Around back Ben had his cages with the Bob-white birds that he kept. He said he loved the sounds they made and he had several of them to call back and forth. He also had Rhode Island Red roosters and chickens with fresh eggs. Everything was neat and clean which was unexpected of a farm environment. In the back of the barn was a garden with apple, pear, & peach trees and a small section of a grape vineyard. On the other side of the house was his vegetable garden. The little gray kitty was still following us all around. At 6 he brought us into his home where Emma was finishing up dinner.
We were surprised to see very large open rooms. There was a living room area with large windows. This is where Emma did her sewing with her treadle machine near the window. Emma made all of their clothes including his.She does not quilt. There were lots of big windows, but also lanterns around for lighting. One lantern was on a pole mounted to a rolling table. In the bottom of the table was the propane tank for lighting the lantern. The inside was simple and plain with vinyl flooring. On the wall was a framed calligraphy of his family history with Ben and Emma's birthdates along the all of their children's.The only picture was of their horses Diamond and Misty.

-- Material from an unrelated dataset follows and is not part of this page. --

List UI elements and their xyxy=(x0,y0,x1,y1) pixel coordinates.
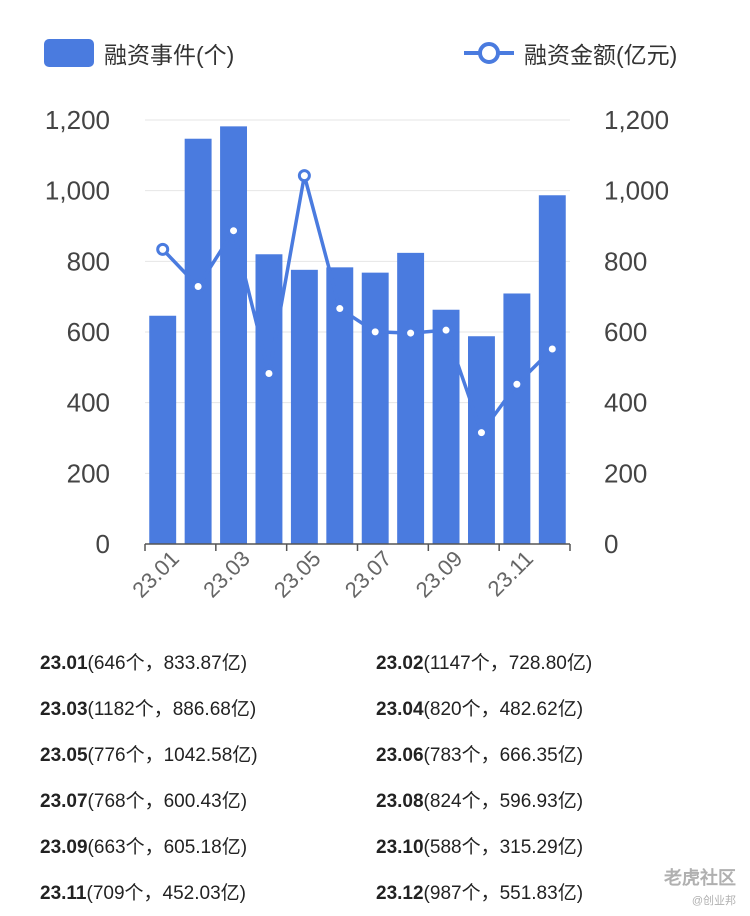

The kitchen was large and Ben explained that the rooms had partitions between them that could be taken down when they had church service at their house (usually once a year) or for their daughters wedding in the house. The kitchen table was large and set for dinner. The meal was simple, but good. We had ham, mashed potatoes, pickled beets, corn, salad and homemade bread. For desert there was rhubarb cobbler and peach cobbler.The meal started with a silent prayer. After dinner Kathy and I helped clear the table and rinsed and dried the dishes. while men talked
After dinner Ben showed us the map on the wall. One side was the USA and the other the world. There was a pin showing where people from all over world who had visited him were from. It was incredible how many pins were there. There were visitors from Australia, Europe, South Africa and other countries. Most from the USA were from the northeast. No one had visited him from Chattanooga, so we put in our pin for Chattanooga. Ben also told us he and Emma love to travel and usually travel by train for a month each year. They have been all over the US, where ever Amtrak goes. They buy a 30 day ticket for $800 and travel from east to west coast. They have also done the Canadian Railway from Vancouver to Nova Scotia 8 times. They do not drive or fly, but it is OK to ride in a taxi or stay in a hotel. Emma said she liked to stay in the hotels. Ben showed us an article in the NY Times that interviewed him about his train travels. Ben said the didn't want his picture taken, but the reporter did it anyway. I was able to find the article.
If you click on the multimedia on Ben's picture, you can hear him talk about his travels.
We had a wonderful time and an experience we could never forget. How many people get to have dinner with an Amish family and talk to them about their lifestyle.